Science  /  Antecedent

A Crane with Cold War CIA Origins Will Help the Baltimore Bridge Cleanup

The Chesapeake 1000, which can lift 1,000 tons, arrived in Baltimore on Friday. Decades ago, it helped build a ship for a CIA mission to recover Soviet secrets.

The story of the massive crane tasked with clearing the wreckage of Baltimore’s Francis Scott Key Bridge began with a secret operation in the midst of the Cold War, a billionaire’s cover story and a missing Soviet submarine.

Decades ago, the Chesapeake 1000 crane, which arrived in Baltimore on Friday, was a key part of a Central Intelligence Agency project that aimed to recover Soviet secrets in a period fraught with political tension between the United States and the U.S.S.R.

In 1968, a Soviet sub carrying nuclear-armed ballistic missiles and at least six crew members went off the grid near Hawaii, according to the CIA. The United States found it 1,800 miles northwest of the state, and officials thought it might carry valuable intelligence. But how does one lift a 1,750-ton submarine from 16,500 feet below the surface?

The CIA took the lead and developed an operation that was code-named Project Azorian, ordering the construction of a huge mechanical claw to latch on to the sub and a ship-mounted hydraulic system to lift it.

That’s when the Sun 800, now known as the Chesapeake 1000, was conceived, “to build the ship at the heart of the CIA’s operation,” said Gene Schorsch, who ran the shipyard in the 1970s.

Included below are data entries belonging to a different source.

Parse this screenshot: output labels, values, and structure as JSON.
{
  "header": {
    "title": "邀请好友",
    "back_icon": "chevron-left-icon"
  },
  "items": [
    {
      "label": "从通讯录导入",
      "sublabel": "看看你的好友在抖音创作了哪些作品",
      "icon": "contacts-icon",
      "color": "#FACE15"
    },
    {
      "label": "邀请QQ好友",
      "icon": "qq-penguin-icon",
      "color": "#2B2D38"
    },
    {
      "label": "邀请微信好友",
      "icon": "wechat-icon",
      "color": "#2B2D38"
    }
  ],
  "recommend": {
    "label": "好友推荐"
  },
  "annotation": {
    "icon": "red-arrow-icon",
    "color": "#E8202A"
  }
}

Now, the Chesapeake 1000, described by officials as one of the largest cranes on the Eastern Seaboard, will play a pivotal role in cleanup efforts.

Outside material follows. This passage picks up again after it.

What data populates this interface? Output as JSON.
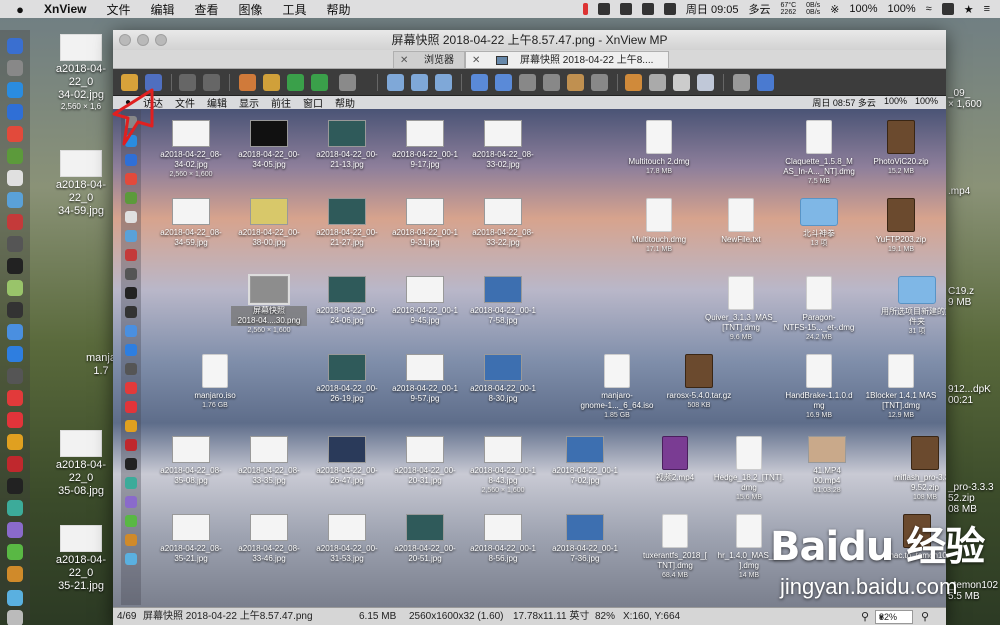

Schorsch, now 95, was the chief of hull design when the crane was built. Despite being involved in its construction and use, he remained in the dark about the CIA’s operation for years, as did the American public.

To build the ship that it hoped would recover the Soviet sub, the CIA of the 1970s needed a cover story.

It turned to billionaire Howard Hughes, an aerospace engineer and film producer known for transforming Las Vegas, who was later played by Leonardo DiCaprio in “The Aviator.”

Publicly, Hughes would appear to be the funder of a multimillion-dollar vessel for deep-sea mining: the Hughes Glomar Explorer. But its primary function would be to salvage Soviet secrets on the sunken submarine in what then-CIA Director William Colby said would have been the biggest intelligence coup in history, according to the New York Times.